Being shamed in front of a crowd of
onlookers can be very painful. Picture
yourself making a mistake at work and your boss pulling you into his office to
criticise you. Now picture your boss
waiting for a large meeting to criticise you in front of all your
colleagues. How much worse would that
be? And what if your boss could record
your shaming and broadcast it all around the world?
An innocent English teacher was once shamed
in a minor way in front of his class of Japanese students. At the end of the lesson, he turned to a
pretty female student, smiled and said, “Have a nice weekend.”
She looked at him somewhat coldly and
replied, “Shame on you.”
There was a short silence. The class wondered why she was so angry. Did she feel that the teacher was trying to chat
her up and was being sleazy?
It turned out that she had actually meant
to say, “Same to you,” and had merely misspoken. But the teacher felt the embarrassment of his
public rebuke quite painfully for a moment nonetheless.
I recently finished a book which suggests
that much larger scale public shaming is gaining in popularity in the internet
age. The book is “So you’ve been
publicly shamed” by Jon Ronson (2015).
Jon Ronson picks out many examples of
people who misspoke, or wrote a badly worded or thought out joke, or broke the
social rules in some minor way, and who were then subjected to a vicious
attack from strangers on the internet.
One example was of an American woman who
often travelled on business. She had a
blog with only a few followers in which she would write cynical jokes about the
countries she was visiting – joking that she might not find anything to eat in
Britain since its food has such a bad reputation, for example.
Just before boarding a plane to South
Africa, she joked that she hoped she wouldn’t get AIDS while in the country,
but that she probably wouldn’t because she was white. It’s not a very funny or appropriate joke,
but it seems clear that she didn’t mean it seriously.
So when thousands and thousands of people
wrote furious messages to her, many people suggested that she should be
violently attacked, and she was sacked by her company before her plane even
landed, the reaction was disproportionate.
As a writer of a blog who often makes
cynical or silly jokes, I felt sympathetic.

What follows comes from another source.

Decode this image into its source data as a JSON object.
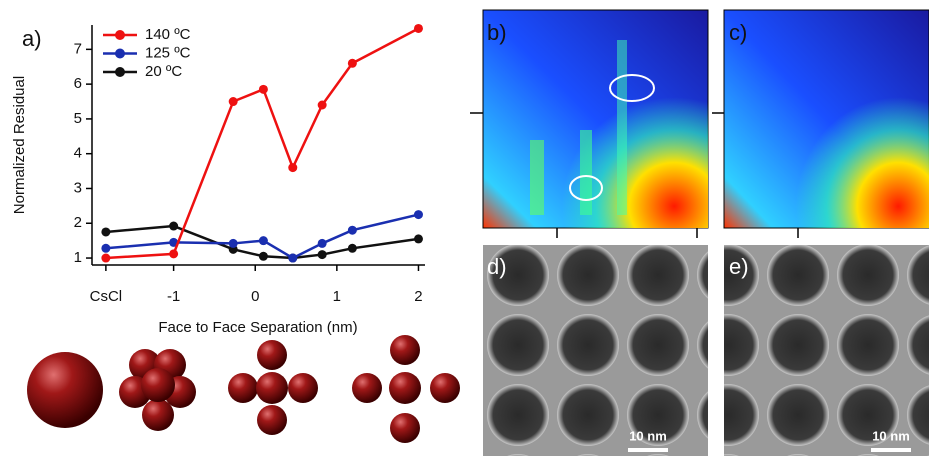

Reading the book also made me consider more carefully what I joke
about. For example, a big news story in
Japan recently concerns the Emperor.
Many news organisations are reporting that he would like to abdicate. I wondered whether I could find something in
the story to write about before I began to worry that saying something silly
about the Emperor might cause people to get angry. Now you’ll never know my anecdote
about seeing the Emperor one day in Kyoto, and what silly thoughts I might have
had about it.
You can always read Jon Ronson’s silly
anecdotes to keep yourself amused instead.
Vocabulary:
to chat someone up – (informal) to flirt
with someone; to make romantic advances towards someone
sleazy – of a person, vulgar or
inappropriate, especially someone who makes inappropriate sexual advances
a rebuke – a sharp criticism or expression
of disapproval
vicious – deliberately cruel or violent
disproportionate – of a reaction, response
etc., being unequal to the original comment or situation; over the top
to abdicate – of a member of a royal
family, to give up one’s position; to cease to be king, Emperor etc.